Australian literary small press

Giramondo Publishing (Giramondo Publishing Company) is an independent Australian literary small press founded in 1995. It is a publisher of poetry, fiction and non-fiction by Australian and overseas writers, and works in translation from Chinese, German, Spanish, French and Hindi. It also published HEAT magazine in two series from 1996 to 2012.

Giramondo is supported by the Australia Council and Arts NSW. Its works are distributed by NewSouth.

== History ==
Giramondo was founded by Ivor Indyk and Evelyn Juers, who have worked as its publishers up until the present day. The company's initial publishing output was in the literary journal HEAT, which gave space to emerging and established authors both from Australia and overseas, often in translation.
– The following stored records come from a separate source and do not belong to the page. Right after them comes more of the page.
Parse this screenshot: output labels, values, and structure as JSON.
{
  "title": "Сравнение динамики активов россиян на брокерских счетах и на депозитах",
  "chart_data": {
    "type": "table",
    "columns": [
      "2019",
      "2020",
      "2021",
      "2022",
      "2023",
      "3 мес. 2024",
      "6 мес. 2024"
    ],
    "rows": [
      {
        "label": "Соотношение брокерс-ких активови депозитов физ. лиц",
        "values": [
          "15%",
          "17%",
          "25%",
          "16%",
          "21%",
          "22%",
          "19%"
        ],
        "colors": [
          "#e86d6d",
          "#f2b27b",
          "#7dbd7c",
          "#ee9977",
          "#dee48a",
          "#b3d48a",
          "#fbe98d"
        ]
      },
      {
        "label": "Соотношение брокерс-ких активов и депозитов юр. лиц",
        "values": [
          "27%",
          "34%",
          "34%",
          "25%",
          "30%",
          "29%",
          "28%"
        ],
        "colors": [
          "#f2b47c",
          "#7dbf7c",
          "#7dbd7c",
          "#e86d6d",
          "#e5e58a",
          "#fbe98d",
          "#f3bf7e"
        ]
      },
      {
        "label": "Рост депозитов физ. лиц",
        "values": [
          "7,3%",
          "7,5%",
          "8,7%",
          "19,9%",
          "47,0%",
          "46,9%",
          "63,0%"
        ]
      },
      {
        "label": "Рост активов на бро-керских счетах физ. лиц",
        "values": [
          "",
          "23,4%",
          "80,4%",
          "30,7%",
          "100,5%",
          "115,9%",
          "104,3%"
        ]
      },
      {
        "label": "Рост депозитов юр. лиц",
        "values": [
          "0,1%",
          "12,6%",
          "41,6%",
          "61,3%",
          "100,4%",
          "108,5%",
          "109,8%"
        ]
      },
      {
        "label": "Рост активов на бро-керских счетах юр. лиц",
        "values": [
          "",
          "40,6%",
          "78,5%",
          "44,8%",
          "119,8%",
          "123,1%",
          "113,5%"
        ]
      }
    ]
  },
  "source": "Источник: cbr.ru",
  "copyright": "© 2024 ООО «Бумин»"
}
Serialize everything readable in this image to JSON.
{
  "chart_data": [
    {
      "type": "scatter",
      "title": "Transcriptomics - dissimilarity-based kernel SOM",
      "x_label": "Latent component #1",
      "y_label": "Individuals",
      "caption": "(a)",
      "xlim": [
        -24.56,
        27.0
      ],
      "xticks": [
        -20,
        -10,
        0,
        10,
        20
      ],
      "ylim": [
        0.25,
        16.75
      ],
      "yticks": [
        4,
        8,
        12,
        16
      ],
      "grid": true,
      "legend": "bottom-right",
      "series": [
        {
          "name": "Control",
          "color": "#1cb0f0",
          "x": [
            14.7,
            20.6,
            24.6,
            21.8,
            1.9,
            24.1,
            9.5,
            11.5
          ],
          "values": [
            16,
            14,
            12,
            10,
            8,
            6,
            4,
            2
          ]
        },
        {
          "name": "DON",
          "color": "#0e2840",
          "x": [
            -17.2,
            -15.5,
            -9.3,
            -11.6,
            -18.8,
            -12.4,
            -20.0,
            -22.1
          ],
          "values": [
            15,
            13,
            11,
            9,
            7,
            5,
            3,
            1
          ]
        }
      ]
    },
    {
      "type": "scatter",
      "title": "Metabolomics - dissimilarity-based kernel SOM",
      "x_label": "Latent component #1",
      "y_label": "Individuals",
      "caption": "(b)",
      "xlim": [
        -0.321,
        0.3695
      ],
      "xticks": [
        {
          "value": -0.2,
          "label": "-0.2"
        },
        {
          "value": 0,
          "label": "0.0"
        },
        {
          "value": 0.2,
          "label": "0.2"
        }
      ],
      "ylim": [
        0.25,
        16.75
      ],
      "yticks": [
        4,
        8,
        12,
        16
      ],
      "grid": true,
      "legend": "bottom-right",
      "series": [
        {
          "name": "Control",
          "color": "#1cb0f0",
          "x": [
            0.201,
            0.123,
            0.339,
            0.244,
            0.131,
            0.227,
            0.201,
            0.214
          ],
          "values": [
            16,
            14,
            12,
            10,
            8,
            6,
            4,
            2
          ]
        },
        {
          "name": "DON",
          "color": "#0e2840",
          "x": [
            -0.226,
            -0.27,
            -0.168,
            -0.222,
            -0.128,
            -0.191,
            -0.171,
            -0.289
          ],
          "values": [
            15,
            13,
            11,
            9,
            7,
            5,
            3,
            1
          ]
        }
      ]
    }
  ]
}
In 2001, Giramondo moved with Indyk to the University of Newcastle. In 2005, it moved again to join the Writing and Society Research Group at Western Sydney University's Bankstown campus. It relocated its offices to the university's campus in Parramatta, where it is currently based.

Giramondo began its publication of poetry and fiction in 2002. The imprint has published titles by authors including Alexis Wright, Brian Castro, Judith Beveridge, Jennifer Maiden, Alan Wearne and Gerald Murnane. In recent years it has presided over the development of a literature based in Western Sydney, through the publication of books by Fiona Wright, Felicity Castagna, Luke Carman and Michael Mohammed Ahmad.

In 2017, Giramondo launched its Southern Latitudes series with All My Goodbyes, a novel by Argentine author Mariana Dimópulos. The series aims to "bring together writers from the southern hemisphere, and to allow their work to strike resonances for Australian writers and readers." Giramondo also produces a series of short-form books of limited print run, which carry the tongue-in-cheek quote from Les Murray's poem "The Dream of Wearing Shorts Forever": "It is time perhaps to cherish the culture of shorts."

== Cover design ==
Since the company's inception, all of Giramondo's covers have been designed by Australian designer Harry Williamson, including covers of HEAT. Poetry books all have a white spine; a fixed typographical layout; and three, thin-weighted black lines on the book's front, each of which underscores the letters of the title, the author and the publisher. Williamson was inducted into the Design Institute of Australia Hall of Fame in 2013 and the Australian Publishers' Association Book Design Awards Hall of Fame in 2002.